The courses allow team members to maintain a two-year certification for first aid and CPR/AED, and team-based exercises enable employees to work through various emergency situations together. In 2009, more than 370 employees participated in these courses in our corporate headquarters. Moving forward, we will continue to expand our Emergency Team member training to additional company locations.

Keeping our Communities Safe more...

Creating a safe environment for customers and communities is a fundamental priority for PG&E. We work to achieve this goal through PG&E's comprehensive Public Safety Information Program, which focuses on increasing awareness about the safe and proper use of gas and electricity, as well as helping to keep those working around utility lines safe from harm.

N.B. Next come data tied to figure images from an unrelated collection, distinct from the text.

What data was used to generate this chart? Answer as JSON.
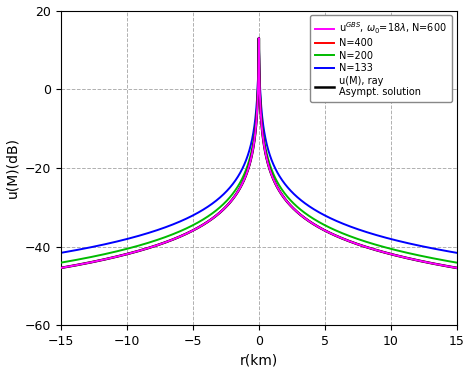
{
  "xlim": [
    -15,
    15
  ],
  "ylim": [
    -60,
    20
  ],
  "xlabel": "r(km)",
  "ylabel": "u(M)(dB)",
  "xticks": [
    -15,
    -10,
    -5,
    0,
    5,
    10,
    15
  ],
  "yticks": [
    -60,
    -40,
    -20,
    0,
    20
  ],
  "peak_value": 13.0,
  "color_ray": "#000000",
  "color_n600": "#ff00ff",
  "color_n400": "#ff0000",
  "color_n200": "#00bb00",
  "color_n133": "#0000ff",
  "lw_ray": 1.8,
  "lw_n600": 1.4,
  "lw_n400": 1.4,
  "lw_n200": 1.4,
  "lw_n133": 1.4,
  "legend_n600": "u$^{GBS}$, $\\omega_0$=18$\\lambda$, N=600",
  "legend_n400": "N=400",
  "legend_n200": "N=200",
  "legend_n133": "N=133",
  "legend_ray": "u(M), ray\nAsympt. solution",
  "background_color": "#ffffff",
  "grid_color": "#b0b0b0",
  "grid_style": "--",
  "ray_A": 20.0,
  "ray_eps": 0.018,
  "n600_A": 20.0,
  "n600_eps": 0.018,
  "n400_A": 20.0,
  "n400_eps": 0.018,
  "n200_A": 20.0,
  "n200_eps": 0.021,
  "n133_A": 20.0,
  "n133_eps": 0.028
}
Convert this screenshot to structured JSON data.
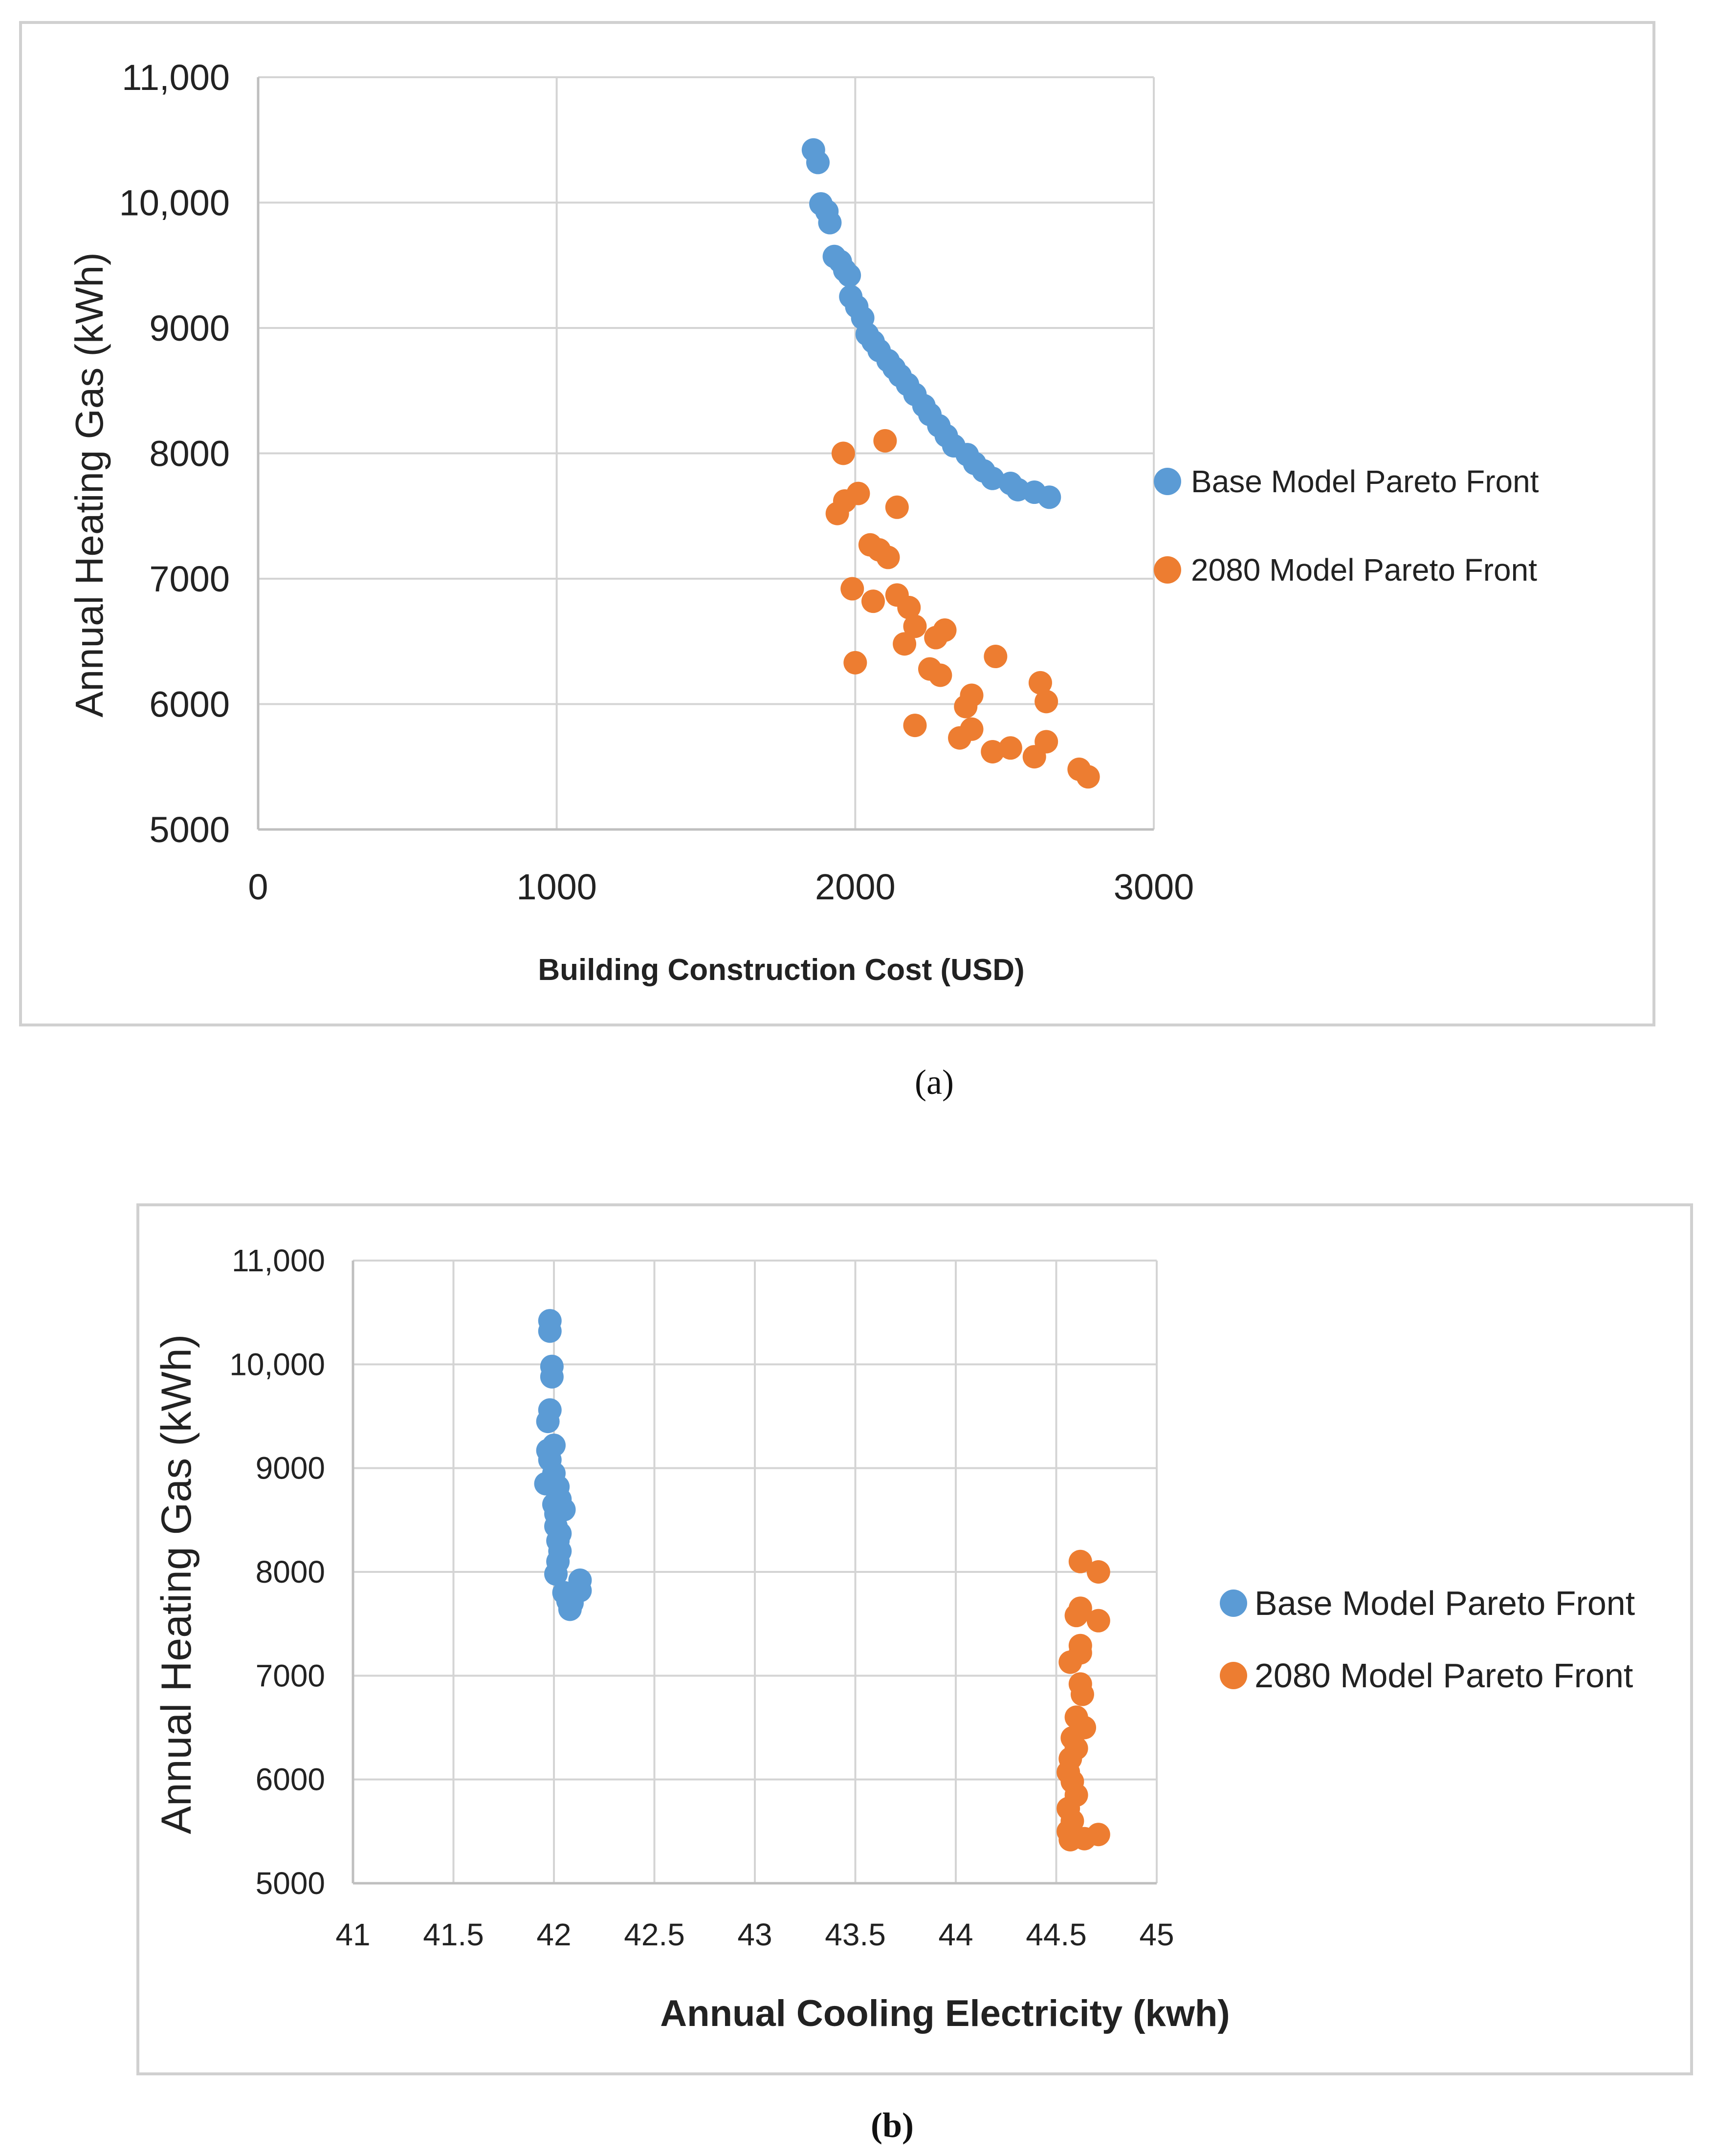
{
  "colors": {
    "base": "#5b9bd5",
    "future": "#ed7d31"
  },
  "chart_data": [
    {
      "type": "scatter",
      "panel_label": "(a)",
      "title": "",
      "xlabel": "Building Construction Cost (USD)",
      "ylabel": "Annual Heating Gas (kWh)",
      "xlim": [
        0,
        3000
      ],
      "ylim": [
        5000,
        11000
      ],
      "x_ticks": [
        "0",
        "1000",
        "2000",
        "3000"
      ],
      "y_ticks": [
        "5000",
        "6000",
        "7000",
        "8000",
        "9000",
        "10,000",
        "11,000"
      ],
      "grid": true,
      "legend_position": "right",
      "series": [
        {
          "name": "Base Model Pareto Front",
          "color": "#5b9bd5",
          "points": [
            [
              1860,
              10420
            ],
            [
              1875,
              10320
            ],
            [
              1885,
              9990
            ],
            [
              1905,
              9930
            ],
            [
              1915,
              9840
            ],
            [
              1930,
              9570
            ],
            [
              1950,
              9530
            ],
            [
              1965,
              9460
            ],
            [
              1980,
              9420
            ],
            [
              1985,
              9250
            ],
            [
              2005,
              9170
            ],
            [
              2025,
              9080
            ],
            [
              2040,
              8950
            ],
            [
              2060,
              8890
            ],
            [
              2080,
              8820
            ],
            [
              2110,
              8740
            ],
            [
              2130,
              8680
            ],
            [
              2150,
              8620
            ],
            [
              2175,
              8550
            ],
            [
              2200,
              8470
            ],
            [
              2230,
              8380
            ],
            [
              2250,
              8310
            ],
            [
              2280,
              8220
            ],
            [
              2305,
              8140
            ],
            [
              2330,
              8060
            ],
            [
              2375,
              7990
            ],
            [
              2400,
              7920
            ],
            [
              2430,
              7860
            ],
            [
              2460,
              7800
            ],
            [
              2520,
              7760
            ],
            [
              2545,
              7710
            ],
            [
              2600,
              7690
            ],
            [
              2650,
              7650
            ]
          ]
        },
        {
          "name": "2080 Model Pareto Front",
          "color": "#ed7d31",
          "points": [
            [
              1960,
              8000
            ],
            [
              2100,
              8100
            ],
            [
              1940,
              7520
            ],
            [
              1965,
              7620
            ],
            [
              2010,
              7680
            ],
            [
              2140,
              7570
            ],
            [
              2050,
              7270
            ],
            [
              2080,
              7230
            ],
            [
              2110,
              7170
            ],
            [
              1990,
              6920
            ],
            [
              2060,
              6820
            ],
            [
              2140,
              6870
            ],
            [
              2180,
              6770
            ],
            [
              2200,
              6620
            ],
            [
              2165,
              6480
            ],
            [
              2270,
              6530
            ],
            [
              2300,
              6590
            ],
            [
              2470,
              6380
            ],
            [
              2250,
              6280
            ],
            [
              2285,
              6230
            ],
            [
              2000,
              6330
            ],
            [
              2620,
              6170
            ],
            [
              2640,
              6020
            ],
            [
              2390,
              6070
            ],
            [
              2370,
              5980
            ],
            [
              2200,
              5830
            ],
            [
              2390,
              5800
            ],
            [
              2350,
              5730
            ],
            [
              2460,
              5620
            ],
            [
              2520,
              5650
            ],
            [
              2600,
              5580
            ],
            [
              2640,
              5700
            ],
            [
              2750,
              5480
            ],
            [
              2780,
              5420
            ]
          ]
        }
      ]
    },
    {
      "type": "scatter",
      "panel_label": "(b)",
      "title": "",
      "xlabel": "Annual Cooling Electricity (kwh)",
      "ylabel": "Annual Heating Gas (kWh)",
      "xlim": [
        41,
        45
      ],
      "ylim": [
        5000,
        11000
      ],
      "x_ticks": [
        "41",
        "41.5",
        "42",
        "42.5",
        "43",
        "43.5",
        "44",
        "44.5",
        "45"
      ],
      "y_ticks": [
        "5000",
        "6000",
        "7000",
        "8000",
        "9000",
        "10,000",
        "11,000"
      ],
      "grid": true,
      "legend_position": "right",
      "series": [
        {
          "name": "Base Model Pareto Front",
          "color": "#5b9bd5",
          "points": [
            [
              41.98,
              10420
            ],
            [
              41.98,
              10320
            ],
            [
              41.99,
              9980
            ],
            [
              41.99,
              9880
            ],
            [
              41.98,
              9560
            ],
            [
              41.97,
              9450
            ],
            [
              41.97,
              9170
            ],
            [
              42.0,
              9220
            ],
            [
              41.98,
              9080
            ],
            [
              42.0,
              8950
            ],
            [
              41.96,
              8850
            ],
            [
              42.02,
              8820
            ],
            [
              42.0,
              8650
            ],
            [
              42.03,
              8700
            ],
            [
              42.01,
              8560
            ],
            [
              42.05,
              8600
            ],
            [
              42.01,
              8440
            ],
            [
              42.03,
              8370
            ],
            [
              42.02,
              8300
            ],
            [
              42.03,
              8200
            ],
            [
              42.02,
              8100
            ],
            [
              42.01,
              7980
            ],
            [
              42.13,
              7920
            ],
            [
              42.13,
              7820
            ],
            [
              42.05,
              7800
            ],
            [
              42.07,
              7720
            ],
            [
              42.09,
              7700
            ],
            [
              42.08,
              7640
            ]
          ]
        },
        {
          "name": "2080 Model Pareto Front",
          "color": "#ed7d31",
          "points": [
            [
              44.62,
              8100
            ],
            [
              44.71,
              8000
            ],
            [
              44.62,
              7650
            ],
            [
              44.6,
              7580
            ],
            [
              44.71,
              7530
            ],
            [
              44.62,
              7290
            ],
            [
              44.62,
              7220
            ],
            [
              44.57,
              7130
            ],
            [
              44.62,
              6920
            ],
            [
              44.63,
              6820
            ],
            [
              44.6,
              6600
            ],
            [
              44.64,
              6500
            ],
            [
              44.58,
              6400
            ],
            [
              44.6,
              6300
            ],
            [
              44.57,
              6200
            ],
            [
              44.56,
              6070
            ],
            [
              44.58,
              5980
            ],
            [
              44.6,
              5850
            ],
            [
              44.56,
              5720
            ],
            [
              44.58,
              5600
            ],
            [
              44.56,
              5500
            ],
            [
              44.57,
              5420
            ],
            [
              44.64,
              5430
            ],
            [
              44.71,
              5470
            ]
          ]
        }
      ]
    }
  ]
}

PG&E distributes user-friendly, engaging educational materials to customers in multiple languages. Organizations such as our insurance carrier and peer utilities cite our public safety information program as one of the leading programs in the country.

Examples of our programs and 2009 activities include:

  1. SafeKids School Safety Program. Over the past decade, PG&E has provided free safety education materials to teachers in more than 85 percent of the schools in our service area. The program has reached 28,000 educators across the service area, resulting in requests for nearly 300,000 safety booklets and posters.
  2. Contractor and Agricultural Worker Outreach. PG&E provides safety training materials to contractors and agricultural workers throughout our service area. These materials include bilingual brochures, posters and videos. Over the past eight years, PG&E, in partnership with employers, has provided more than 225,000 construction employees and 110,000 agricultural workers with these materials. In addition, PG&E works with trade associations and safety groups statewide to distribute safety information directly to their members.
  3. First Responder Program. PG&E has provided comprehensive safety education materials to fire and police departments since 2004. Last year, we enhanced the program by creating a half-day class on responding to gas and electric emergencies, reaching nearly 200 participants.
  4. Emergency Preparedness. PG&E works closely with non-profit organizations such as the Red Cross, as well as local city emergency preparedness councils and community emergency response teams, to explain how to prepare for an earthquake, how and when to shut off utilities and the importance of keeping a well-stocked emergency kit.